We met the couple who have decided to spread their ideas, not their genes

Wong Pei Chi and Taylor W. Hickem, described the rationale behind their decision-making process to help solve the climate crisis through not having children. They explored the existential threat of climate change to our civilisation and the absolute necessity for everyone to educate themselves about the impact of individual choices. While not suggesting this is the right approach for everyone, they emphasised we don’t need to be scientists to act. By doing what we can, talking to people, and educating ourselves, everyone can make a difference. Together, they have decided to spend their time spreading their ideas, not their gene pool.

And our keynote speech came from the unbelievable Dr Aimee Maxwell on Deep Adaptation

Woman speaking behind a lectern

Our first keynote speaker took the audience on a wild ride from absolute despair to radical hope! Dr Aimee began by questioning whether sustainability is sustainable, more to the point; can we prevent what is currently happening to our planet? Using Singapore as an example, she explained that 90% of the food consumed here is imported.

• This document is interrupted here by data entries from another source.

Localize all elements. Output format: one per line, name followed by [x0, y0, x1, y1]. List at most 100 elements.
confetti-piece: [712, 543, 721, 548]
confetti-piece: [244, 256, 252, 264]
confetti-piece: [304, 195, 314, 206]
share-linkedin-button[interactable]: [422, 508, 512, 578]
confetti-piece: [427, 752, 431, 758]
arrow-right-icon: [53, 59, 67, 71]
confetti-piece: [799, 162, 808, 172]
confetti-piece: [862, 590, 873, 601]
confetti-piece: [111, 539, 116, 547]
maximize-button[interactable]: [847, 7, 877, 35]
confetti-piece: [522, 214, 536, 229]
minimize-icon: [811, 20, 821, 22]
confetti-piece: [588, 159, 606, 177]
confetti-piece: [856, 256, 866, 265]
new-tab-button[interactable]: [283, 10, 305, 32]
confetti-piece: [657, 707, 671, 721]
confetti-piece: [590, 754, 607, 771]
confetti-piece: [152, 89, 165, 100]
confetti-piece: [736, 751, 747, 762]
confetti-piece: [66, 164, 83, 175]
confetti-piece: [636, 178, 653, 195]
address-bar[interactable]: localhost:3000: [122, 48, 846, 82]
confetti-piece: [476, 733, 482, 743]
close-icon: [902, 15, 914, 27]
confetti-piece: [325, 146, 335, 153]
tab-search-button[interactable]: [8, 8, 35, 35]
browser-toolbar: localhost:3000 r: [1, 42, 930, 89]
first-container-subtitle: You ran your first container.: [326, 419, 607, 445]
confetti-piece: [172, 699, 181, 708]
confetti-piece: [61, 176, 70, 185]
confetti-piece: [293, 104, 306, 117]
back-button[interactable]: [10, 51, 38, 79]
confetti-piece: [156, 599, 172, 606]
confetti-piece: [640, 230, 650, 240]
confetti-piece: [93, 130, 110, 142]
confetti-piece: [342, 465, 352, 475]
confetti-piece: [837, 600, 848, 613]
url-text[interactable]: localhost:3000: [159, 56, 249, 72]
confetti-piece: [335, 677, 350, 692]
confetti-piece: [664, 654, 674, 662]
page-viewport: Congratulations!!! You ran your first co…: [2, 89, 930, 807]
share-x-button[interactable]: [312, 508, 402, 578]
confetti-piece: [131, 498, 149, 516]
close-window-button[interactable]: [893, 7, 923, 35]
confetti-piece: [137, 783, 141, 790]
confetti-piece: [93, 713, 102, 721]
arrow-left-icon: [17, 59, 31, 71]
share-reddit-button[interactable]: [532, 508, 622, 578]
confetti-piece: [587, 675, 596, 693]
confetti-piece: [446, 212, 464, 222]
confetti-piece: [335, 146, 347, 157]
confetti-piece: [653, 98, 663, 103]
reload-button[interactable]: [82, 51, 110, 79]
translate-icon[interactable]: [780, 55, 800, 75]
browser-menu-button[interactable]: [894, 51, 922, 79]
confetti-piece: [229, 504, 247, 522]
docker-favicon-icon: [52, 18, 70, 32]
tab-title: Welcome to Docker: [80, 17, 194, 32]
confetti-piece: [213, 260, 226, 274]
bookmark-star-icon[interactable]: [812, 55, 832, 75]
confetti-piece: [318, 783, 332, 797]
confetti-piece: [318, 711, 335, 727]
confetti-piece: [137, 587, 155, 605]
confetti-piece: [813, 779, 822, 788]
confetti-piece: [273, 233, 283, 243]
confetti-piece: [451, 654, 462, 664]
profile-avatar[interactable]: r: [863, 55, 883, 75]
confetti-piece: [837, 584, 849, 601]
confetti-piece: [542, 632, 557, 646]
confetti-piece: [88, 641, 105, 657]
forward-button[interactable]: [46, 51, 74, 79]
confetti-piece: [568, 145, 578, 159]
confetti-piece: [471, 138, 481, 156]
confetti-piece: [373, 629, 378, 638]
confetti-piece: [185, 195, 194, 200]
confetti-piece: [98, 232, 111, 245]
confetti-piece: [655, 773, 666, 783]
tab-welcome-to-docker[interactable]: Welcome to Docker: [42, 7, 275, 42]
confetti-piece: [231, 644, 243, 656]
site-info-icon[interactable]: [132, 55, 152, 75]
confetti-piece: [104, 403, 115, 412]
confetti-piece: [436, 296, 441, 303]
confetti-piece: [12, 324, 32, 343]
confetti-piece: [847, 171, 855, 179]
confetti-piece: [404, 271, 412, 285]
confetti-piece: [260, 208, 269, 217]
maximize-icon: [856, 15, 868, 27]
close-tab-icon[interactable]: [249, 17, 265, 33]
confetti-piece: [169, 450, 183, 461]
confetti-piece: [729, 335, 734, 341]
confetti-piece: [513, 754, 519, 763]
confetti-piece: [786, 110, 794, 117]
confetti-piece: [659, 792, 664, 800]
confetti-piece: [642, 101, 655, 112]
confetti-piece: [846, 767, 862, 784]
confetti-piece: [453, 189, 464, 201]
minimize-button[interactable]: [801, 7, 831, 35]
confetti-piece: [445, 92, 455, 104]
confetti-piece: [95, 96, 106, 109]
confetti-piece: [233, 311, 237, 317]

And if transport were to stop, it wouldn’t take long for Singapore to starve to death. Which is why there’s a concerted effort by the Singaporean government to grow 30% of its food by 2030. And if we know about the terrible things that will happen, why do we continue to destroy our planet and expect that it’s going to be OK?

Dr Aimee encouraged us all to plunge straight into the issue and consider the four questions that will help us secure a brighter future: Resilience, Radical hope, Relinquishment, and Reconciliation. Resilience involves questioning how can we help poor communities survive, and how do we make communities strong. Radical hope means we must hope for a future that we can’t necessarily grab just yet. We need to relinquish the idea of endless growth, for everything that peaks must decline. We also need to understand that retreat is not defeat; retreat is survival. Returning to a world where we repair, reuse, repurpose, share, swap, trade, and return to a predominantly plant-based diet is a positive thing. And finally, reconciliation allows us to be gentle with ourselves and start to accommodate new ways of living. 

Dr Aimee closed the session with the fact that we have all of the solutions to the climate crisis; the issue is how we work together and collaborate to implement what we know. And her final thought – we should have kids! Because if conscious people don’t have kids, who will continue to spread the message?